In another incident reported last week, a 36-year-old man from Beit Shemesh damaged two movie screens and attacked cabin crew during a flight. This was after he had reportedly gone around attempting to push the screens back up so as to avoid what he claimed was an “immodest” film.

In November 2015, a flight stopped showing a movie after 20 minutes because several Orthodox passengers complained. In September 2014, a flight from New York to Israel was delayed when dozens of men refused to sit down because of the presence of women. Instead of removing the men for disturbing the flight, the pilot announced that the aircraft would remain on the tarmac until the men agreed to sit. A similar incident took place last December. A petition was even launched that year demanding an end to the “intimidation and harassment” of female passengers.

These are only some of the well-known incidents, but the full scale of the number of flights delayed or number of women forced to move due to demands by haredi men is unknown.

In response to the man damaging the screens, El Al responded that it does not tolerant “violent behavior of any kind,” but in the case of Rabinowitz, it noted that “the attendants receive different and varied requests, and they try to assist as much as possible.”

The question is whether the demands only directed at women by haredi men properly fall under the rubric of “varied requests” – such as a family member trying to switch seats to be with his family or an overweight man wanting an aisle seat – or part of a pattern of discrimination against women.

If it were truly an issue of “modesty,” one would expect that haredi women would also be disrupting flights and refusing to sit down. It appears that the real story is that a small group of male religious extremists have learned that airlines will accommodate their requests, and have decided that they will determine where they will sit and when flights will take off.

An airline, of course, has the right to set regulations based on religious needs. An airline based in Malaysia employs fully clothed women in Islamic head scarves, and some Muslim airlines do not offer alcohol. If airlines serving a large number of haredi passengers wanted to institute a policy of pre-boarding in which haredi men are all seated in an area together, they could do that. The resulting policy would be similar to the male and female segregated bus lines that exist across Israel and which service haredi neighborhoods.

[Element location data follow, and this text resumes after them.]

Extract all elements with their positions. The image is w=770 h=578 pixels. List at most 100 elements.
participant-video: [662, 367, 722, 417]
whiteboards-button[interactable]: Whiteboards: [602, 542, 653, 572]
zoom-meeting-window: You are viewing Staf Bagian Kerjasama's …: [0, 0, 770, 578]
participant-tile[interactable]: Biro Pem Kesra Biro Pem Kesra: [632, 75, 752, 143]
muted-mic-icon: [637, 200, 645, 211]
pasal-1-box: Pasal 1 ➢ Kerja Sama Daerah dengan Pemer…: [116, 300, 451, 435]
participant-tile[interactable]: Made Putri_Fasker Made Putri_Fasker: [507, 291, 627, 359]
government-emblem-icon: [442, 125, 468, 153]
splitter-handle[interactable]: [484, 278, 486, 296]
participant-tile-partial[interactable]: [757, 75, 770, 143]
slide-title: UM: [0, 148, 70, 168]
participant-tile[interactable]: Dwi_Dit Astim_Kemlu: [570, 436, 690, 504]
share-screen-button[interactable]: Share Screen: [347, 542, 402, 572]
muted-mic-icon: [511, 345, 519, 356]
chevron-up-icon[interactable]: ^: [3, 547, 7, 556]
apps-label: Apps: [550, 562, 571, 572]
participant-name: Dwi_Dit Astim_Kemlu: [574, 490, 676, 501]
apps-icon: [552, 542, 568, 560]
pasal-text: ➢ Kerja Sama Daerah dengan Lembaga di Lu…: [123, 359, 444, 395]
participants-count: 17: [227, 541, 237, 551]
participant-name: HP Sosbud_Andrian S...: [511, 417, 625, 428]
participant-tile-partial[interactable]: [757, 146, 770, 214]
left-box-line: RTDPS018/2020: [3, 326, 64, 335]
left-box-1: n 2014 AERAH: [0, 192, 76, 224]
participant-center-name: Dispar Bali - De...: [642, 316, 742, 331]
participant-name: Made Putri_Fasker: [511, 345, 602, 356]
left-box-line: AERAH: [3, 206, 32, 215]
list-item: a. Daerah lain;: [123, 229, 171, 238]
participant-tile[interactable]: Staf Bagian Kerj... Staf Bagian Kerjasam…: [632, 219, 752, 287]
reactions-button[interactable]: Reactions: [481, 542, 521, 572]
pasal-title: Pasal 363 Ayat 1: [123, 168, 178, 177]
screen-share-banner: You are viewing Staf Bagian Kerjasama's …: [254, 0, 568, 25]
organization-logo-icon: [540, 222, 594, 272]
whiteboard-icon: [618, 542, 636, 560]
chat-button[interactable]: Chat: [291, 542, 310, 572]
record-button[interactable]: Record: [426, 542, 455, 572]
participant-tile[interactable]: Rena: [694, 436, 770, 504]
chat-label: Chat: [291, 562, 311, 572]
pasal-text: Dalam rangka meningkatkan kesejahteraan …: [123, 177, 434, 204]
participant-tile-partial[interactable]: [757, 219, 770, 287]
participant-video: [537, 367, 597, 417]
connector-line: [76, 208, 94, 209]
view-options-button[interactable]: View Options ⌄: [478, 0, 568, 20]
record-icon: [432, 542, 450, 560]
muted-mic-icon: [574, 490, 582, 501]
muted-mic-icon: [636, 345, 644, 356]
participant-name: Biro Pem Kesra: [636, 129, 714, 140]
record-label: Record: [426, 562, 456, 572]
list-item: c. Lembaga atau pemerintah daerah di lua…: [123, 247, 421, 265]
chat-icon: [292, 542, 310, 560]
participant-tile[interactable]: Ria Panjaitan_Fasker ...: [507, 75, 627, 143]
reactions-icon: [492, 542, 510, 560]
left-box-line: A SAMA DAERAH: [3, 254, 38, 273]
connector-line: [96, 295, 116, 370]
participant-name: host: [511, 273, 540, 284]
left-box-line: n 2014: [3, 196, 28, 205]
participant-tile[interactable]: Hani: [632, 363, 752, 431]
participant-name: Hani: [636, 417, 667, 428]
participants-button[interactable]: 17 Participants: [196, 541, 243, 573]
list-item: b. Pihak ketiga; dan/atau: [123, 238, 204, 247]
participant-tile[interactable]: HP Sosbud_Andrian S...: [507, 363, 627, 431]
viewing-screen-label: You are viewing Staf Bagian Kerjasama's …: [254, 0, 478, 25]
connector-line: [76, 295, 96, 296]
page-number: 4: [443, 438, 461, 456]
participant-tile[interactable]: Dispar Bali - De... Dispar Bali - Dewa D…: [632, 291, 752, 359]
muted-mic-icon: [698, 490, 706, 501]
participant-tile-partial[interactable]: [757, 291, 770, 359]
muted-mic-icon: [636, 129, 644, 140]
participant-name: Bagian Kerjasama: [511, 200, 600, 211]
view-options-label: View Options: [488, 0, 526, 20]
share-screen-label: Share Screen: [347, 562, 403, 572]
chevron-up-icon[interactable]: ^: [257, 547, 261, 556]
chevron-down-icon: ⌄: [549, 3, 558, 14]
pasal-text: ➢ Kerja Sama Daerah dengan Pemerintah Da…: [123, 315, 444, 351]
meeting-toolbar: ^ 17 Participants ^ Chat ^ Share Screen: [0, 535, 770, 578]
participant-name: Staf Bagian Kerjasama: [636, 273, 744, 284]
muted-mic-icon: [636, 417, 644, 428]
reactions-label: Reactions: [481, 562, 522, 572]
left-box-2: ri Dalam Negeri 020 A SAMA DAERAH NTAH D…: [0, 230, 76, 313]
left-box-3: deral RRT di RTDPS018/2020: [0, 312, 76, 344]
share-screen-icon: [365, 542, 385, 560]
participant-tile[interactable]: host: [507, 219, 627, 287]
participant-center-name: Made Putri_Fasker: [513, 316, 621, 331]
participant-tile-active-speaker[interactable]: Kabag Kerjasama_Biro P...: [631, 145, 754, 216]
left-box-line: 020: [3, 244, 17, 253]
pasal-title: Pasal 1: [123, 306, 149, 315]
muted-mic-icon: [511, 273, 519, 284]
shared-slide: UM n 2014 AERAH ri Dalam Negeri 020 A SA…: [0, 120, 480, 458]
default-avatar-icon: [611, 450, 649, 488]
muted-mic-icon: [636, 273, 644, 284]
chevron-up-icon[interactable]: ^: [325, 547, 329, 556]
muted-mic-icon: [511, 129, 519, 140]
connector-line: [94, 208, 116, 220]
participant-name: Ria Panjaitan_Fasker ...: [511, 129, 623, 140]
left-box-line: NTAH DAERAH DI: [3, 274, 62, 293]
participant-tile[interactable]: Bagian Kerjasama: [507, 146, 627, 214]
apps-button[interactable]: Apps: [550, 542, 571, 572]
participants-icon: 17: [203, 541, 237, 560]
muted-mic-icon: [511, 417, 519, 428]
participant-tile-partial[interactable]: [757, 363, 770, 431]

Barring the decision to have segregated male-only seating on airlines, the onus for deciding where someone sits and not delaying a flight must be on the passenger or tour operator servicing the haredi community. They must take the responsibility pre-flight to choose seats together.

Instead, they have foisted that responsibility onto the airlines and in so doing burdened secular and non-fanatic religious passengers, who constitute the majority of the flying public.

Airlines should consider instituting clear guidelines that arbitrary and discriminatory demands not to sit next to women due to “modesty” concerns will not be accommodated, and that people who disrupt flights over their seating arrangements will not be tolerated.

If necessary, police should be stationed at the entrance to problem-prone flights to remove men who refuse to sit down. An extreme minority cannot be allowed to dictate how the majority fly.